O abono extraordinário será destinado aos profissionais da educação que integram a rede pública estadual. Terão direito ao pagamento:
- servidores ativos ocupantes de cargos efetivos e cargos comissionados;
- professores contratados por meio do Regime Especial de Direito Administrativo (REDA);
- servidores inativos, aposentados e pensionistas que constarem na folha de pagamento do Estado referente ao mês de abril de 2026.
Os recursos destinados ao pagamento do abono serão provenientes do rateio de 20% dos precatórios do Fundo de Manutenção e Desenvolvimento do Ensino Fundamental e de Valorização do Magistério (Fundef) devidos pela União ao Estado da Bahia em 2026.
O cálculo para distribuição dos valores seguirá critérios de proporcionalidade.

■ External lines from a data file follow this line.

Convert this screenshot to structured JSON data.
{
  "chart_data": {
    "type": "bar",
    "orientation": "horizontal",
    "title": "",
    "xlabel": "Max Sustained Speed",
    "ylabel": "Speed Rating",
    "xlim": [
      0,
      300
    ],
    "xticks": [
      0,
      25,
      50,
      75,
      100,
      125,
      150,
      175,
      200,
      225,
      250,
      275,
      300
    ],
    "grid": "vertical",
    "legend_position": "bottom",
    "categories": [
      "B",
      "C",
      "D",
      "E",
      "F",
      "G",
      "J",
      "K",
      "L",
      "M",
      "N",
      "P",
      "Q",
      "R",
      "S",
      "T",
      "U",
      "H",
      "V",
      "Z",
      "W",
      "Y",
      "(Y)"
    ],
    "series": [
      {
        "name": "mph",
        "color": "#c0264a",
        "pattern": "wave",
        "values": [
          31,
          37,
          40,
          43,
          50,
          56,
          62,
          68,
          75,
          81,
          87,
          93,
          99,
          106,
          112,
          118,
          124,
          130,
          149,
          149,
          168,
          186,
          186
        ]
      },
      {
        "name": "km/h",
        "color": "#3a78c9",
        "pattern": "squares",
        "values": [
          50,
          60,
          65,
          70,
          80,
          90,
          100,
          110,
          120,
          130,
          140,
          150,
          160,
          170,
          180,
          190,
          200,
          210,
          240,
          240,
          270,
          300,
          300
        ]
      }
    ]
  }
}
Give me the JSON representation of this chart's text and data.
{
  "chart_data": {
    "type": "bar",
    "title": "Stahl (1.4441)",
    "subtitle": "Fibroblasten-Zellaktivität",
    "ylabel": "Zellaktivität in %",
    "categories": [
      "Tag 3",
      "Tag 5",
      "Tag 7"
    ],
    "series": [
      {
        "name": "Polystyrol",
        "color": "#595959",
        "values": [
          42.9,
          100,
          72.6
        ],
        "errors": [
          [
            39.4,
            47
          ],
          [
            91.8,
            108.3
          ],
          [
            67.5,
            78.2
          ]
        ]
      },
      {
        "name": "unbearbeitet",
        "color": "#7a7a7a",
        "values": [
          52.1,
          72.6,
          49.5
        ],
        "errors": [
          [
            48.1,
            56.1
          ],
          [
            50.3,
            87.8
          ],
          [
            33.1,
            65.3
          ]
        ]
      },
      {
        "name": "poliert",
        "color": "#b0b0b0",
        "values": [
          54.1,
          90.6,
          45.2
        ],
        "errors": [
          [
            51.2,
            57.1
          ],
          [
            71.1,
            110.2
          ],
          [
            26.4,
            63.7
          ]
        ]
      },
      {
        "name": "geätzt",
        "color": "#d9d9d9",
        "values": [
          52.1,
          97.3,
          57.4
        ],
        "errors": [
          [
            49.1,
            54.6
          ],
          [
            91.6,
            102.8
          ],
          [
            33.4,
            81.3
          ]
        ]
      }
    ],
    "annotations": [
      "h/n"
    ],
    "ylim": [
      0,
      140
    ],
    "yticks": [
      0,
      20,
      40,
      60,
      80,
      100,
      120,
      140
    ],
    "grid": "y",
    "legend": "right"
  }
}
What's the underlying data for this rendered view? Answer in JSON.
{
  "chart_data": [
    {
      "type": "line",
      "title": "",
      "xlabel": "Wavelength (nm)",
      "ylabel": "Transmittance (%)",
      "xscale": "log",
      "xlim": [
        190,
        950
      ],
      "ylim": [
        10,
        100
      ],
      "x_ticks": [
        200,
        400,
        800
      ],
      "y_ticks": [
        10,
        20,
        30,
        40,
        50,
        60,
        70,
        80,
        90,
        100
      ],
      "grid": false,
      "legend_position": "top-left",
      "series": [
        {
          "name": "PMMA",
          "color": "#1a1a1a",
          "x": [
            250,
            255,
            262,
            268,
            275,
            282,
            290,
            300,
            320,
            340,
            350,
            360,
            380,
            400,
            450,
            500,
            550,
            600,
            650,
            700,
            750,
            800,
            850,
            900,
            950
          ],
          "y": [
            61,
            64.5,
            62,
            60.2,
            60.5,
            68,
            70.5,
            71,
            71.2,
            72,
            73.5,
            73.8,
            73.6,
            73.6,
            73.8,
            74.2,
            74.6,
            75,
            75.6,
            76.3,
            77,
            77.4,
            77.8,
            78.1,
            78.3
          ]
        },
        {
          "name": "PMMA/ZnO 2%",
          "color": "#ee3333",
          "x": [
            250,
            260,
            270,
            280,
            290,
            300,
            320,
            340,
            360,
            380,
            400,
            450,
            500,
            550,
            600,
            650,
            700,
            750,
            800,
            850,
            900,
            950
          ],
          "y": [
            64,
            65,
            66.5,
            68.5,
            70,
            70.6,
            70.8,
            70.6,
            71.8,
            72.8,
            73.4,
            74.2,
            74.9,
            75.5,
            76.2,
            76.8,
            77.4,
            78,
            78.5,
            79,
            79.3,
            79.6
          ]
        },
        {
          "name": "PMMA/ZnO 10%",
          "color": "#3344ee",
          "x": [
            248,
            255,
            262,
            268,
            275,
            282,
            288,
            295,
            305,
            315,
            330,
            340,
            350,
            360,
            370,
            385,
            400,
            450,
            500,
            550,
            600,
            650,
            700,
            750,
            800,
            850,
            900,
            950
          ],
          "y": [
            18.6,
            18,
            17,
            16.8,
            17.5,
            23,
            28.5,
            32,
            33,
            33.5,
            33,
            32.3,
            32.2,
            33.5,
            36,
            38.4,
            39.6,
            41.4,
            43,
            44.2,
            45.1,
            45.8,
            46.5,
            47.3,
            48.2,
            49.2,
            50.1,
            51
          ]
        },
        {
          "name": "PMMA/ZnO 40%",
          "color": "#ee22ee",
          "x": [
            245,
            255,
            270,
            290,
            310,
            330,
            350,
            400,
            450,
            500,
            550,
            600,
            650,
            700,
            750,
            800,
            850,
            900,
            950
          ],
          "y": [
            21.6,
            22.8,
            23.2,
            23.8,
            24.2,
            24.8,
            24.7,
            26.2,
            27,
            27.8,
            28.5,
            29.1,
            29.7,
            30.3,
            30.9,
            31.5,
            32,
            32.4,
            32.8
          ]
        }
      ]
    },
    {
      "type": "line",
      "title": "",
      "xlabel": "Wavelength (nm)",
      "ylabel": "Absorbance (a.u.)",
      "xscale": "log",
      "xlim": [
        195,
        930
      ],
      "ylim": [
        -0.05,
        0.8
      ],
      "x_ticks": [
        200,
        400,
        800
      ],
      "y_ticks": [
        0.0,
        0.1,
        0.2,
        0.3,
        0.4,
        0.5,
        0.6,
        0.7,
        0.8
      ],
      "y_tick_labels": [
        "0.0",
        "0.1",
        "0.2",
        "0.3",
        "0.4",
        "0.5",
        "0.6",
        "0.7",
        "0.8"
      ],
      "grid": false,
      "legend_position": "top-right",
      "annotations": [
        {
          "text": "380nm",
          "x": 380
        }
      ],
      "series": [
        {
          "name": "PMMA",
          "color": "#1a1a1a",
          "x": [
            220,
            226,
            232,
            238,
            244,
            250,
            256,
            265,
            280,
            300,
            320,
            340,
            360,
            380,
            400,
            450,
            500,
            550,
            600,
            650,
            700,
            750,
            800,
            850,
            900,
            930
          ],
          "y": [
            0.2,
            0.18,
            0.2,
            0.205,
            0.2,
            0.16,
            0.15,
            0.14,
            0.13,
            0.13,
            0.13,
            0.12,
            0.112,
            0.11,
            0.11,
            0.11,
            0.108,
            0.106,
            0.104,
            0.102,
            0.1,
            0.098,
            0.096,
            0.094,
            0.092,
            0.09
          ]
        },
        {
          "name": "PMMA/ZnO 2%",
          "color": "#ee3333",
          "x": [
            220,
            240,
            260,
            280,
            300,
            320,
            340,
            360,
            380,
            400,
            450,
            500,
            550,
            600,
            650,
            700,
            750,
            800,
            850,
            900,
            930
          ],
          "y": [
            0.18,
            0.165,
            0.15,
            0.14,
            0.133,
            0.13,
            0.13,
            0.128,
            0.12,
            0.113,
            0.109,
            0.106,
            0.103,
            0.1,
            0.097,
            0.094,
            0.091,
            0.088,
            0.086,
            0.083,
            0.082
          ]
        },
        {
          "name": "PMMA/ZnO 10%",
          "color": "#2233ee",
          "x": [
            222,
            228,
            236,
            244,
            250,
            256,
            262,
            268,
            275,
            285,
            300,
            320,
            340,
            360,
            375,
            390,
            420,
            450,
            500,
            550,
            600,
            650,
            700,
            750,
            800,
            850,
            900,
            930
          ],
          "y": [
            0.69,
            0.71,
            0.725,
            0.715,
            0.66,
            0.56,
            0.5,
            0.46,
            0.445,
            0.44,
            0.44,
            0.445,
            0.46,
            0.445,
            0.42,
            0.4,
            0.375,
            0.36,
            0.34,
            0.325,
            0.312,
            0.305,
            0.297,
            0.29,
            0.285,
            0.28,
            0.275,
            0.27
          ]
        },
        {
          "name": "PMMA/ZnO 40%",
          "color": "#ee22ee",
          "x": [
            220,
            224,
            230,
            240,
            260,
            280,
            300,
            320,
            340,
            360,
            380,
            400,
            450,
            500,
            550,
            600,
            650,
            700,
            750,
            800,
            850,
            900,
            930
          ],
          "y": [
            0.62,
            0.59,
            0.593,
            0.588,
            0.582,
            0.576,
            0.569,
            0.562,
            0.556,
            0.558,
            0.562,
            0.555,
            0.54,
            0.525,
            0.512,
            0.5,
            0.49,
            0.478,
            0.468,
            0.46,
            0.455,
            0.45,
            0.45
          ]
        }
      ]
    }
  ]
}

O valor pago será proporcional à jornada de trabalho do servidor, seja de 20 ou 40 horas semanais.
Servidores que acumularem legalmente dois vínculos ativos no magistério público estadual receberão o abono de forma individualizada para cada contrato.
De acordo com o projeto de lei, o abono terá caráter exclusivamente indenizatório. Assim, os valores recebidos não serão incorporados ao subsídio, vencimento básico, remuneração ordinária, aposentadoria ou pensão dos beneficiários.
O segundo projeto aprovado autoriza a conversão em pecúnia (dinheiro) de períodos acumulados de licença-prêmio para servidores das carreiras civis do Poder Executivo estadual.
Para ter acesso ao benefício, o servidor deverá ter ingressado em cargo efetivo no serviço público estadual até 28 de dezembro de 2015.
A conversão em dinheiro dependerá de requerimento formal do servidor e estará sujeita aos critérios de conveniência e oportunidade da Administração Pública estadual.
O pagamento poderá ser autorizado nos casos em que o afastamento do servidor para usufruir a licença-prêmio comprometa o andamento do serviço público.
O projeto também estabelece limites para a conversão, restringindo o pagamento ao equivalente a um mês de licença-prêmio a cada quatro meses de serviço, além de fixar um teto anual de até 10% do quadro de servidores efetivos de cada órgão.
A nova regra de conversão em pecúnia não se aplica aos professores do ensino fundamental e médio, que continuam submetidos às regras previstas na Lei nº 7.937/2001, salvo nos casos em que estejam ocupando cargos comissionados.
Além disso, a proposta revoga integralmente a Lei nº 14.566/2023 e determina que ambas as leis aprovadas nesta terça-feira entrem em vigor na data de sua publicação oficial, dependendo agora apenas da sanção do governador do Estado.
Além dos dois projetos aprovados, os deputados estaduais também deram aval a uma terceira proposta enviada pelo governo da Bahia, que autoriza o Poder Executivo a contratar uma operação de crédito interno de até R$ 820 milhões junto ao Banco do Brasil, com garantia da União.
O texto altera a Lei nº 14.391/2021 e prevê que os recursos sejam obtidos conforme as regras da legislação federal vigente. A proposta ainda autoriza o Estado a vincular receitas previstas na Constituição Federal como contragarantia da operação de crédito, em caso de necessidade.